Friday’s concert at a wet soccer stadium featured various performers, including girl groups NewJeans and Ive. The show was quickly put together by government officials as the closing event of the World Scout Jamboree. It came as the country began to clean up and make repairs in the aftermath of the storm, Khanun, which pounded the country’s southern and eastern regions with intense rains and winds that forced thousands to evacuate and left at least one person dead after making landfall early Thursday.
Khanun had weakened by the time it arrived in the densely populated Seoul metropolitan area Thursday night, and it blew into North Korea early Friday as a tropical depression.
The Jamboree was held at a coastal campsite before Khanun forced mass relocation efforts to house the Scouts in university dormitories, government and corporate training centers and hotels in the greater Seoul region and nearby areas.

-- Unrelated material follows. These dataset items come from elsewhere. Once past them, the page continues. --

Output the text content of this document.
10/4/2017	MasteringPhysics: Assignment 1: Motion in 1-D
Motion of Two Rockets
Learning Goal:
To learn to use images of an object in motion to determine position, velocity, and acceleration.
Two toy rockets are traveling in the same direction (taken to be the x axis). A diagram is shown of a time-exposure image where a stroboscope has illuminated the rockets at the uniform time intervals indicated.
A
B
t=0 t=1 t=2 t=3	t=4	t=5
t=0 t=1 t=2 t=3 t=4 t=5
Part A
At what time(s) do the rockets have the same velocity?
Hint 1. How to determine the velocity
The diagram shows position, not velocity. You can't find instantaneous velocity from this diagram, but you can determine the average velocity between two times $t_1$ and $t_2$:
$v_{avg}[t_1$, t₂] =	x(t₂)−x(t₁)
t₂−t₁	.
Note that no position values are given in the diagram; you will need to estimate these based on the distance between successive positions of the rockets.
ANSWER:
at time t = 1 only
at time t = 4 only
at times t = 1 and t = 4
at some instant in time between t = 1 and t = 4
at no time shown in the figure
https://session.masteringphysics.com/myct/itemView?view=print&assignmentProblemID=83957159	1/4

Even before the storm effectively cut the Jamboree short, organizers struggled to continue the event in the face of punishing heat wave and hygiene problems that led thousands of British and Americans Scouts to leave the campsite early.
Those pullouts were a huge public relations setback for a country that continuously seeks the recognition huge international events bring. Friday’s concert came after frantic government efforts to give the Jamboree a proper ending.
“We are sorry about the difficulties Scouts experienced in the face of an unprecedented heat wave and typhoon triggered by climate change,” South Korean Prime Minister Han Duck-soo said in a speech before the concert at the Seoul World Cup Stadium. He didn’t get much attention from the huge crowds of global scouts packing the seats in multicolored unforms and raincoats, who roared in excitement and made waves rising in sequence around the stadium as Han read out his statement.
The Scouts cheered enthusiastically as the singers began performing on a brightly illuminated stage amid light rain, waving heart-shaped light sticks and filming with their phones.
Government officials said most commercial flights and train services had resumed and power was mostly restored to some 46,000 households that had been knocked out of electricity as Khanun blew through the country.
No major storm damage has been reported in Seoul, where rain continued into the evening. In the nearby port city of Incheon, workers responded to flooded homes and collapsed walls.
In the southern inland city of Daegu, a 67-year-old man found near a bloated stream was later pronounced dead. Workers were searching for another person who was swept into a stream while using a wheelchair.
In Gangwon province, a mountainous region on the east coast that was drenched with some of Khanun’s heaviest rain, emergency workers in the seaside cities of Gangneung and Sokcho waded across rivers of brown, thigh-high water covering what used to be streets.
Nearly 16,000 people, mostly in southern regions, had been forced to evacuate from the storm but around 11,400 have returned home as of Friday, according to the Ministry of the Interior and Safety.
The storm damaged or destroyed at least 64 roads and damaged around 50 homes and buildings. Authorities restricted access to nearly 700 motorways as the rain persisted.
North Korea didn’t immediately confirm any meaningful damage caused by the storm, although its state TV mentioned some uprooted trees. State media has previously described nationwide efforts to strengthen the monitoring of roads, railways, bridges and coastlines, and to employ measures to protect factory machines and crops.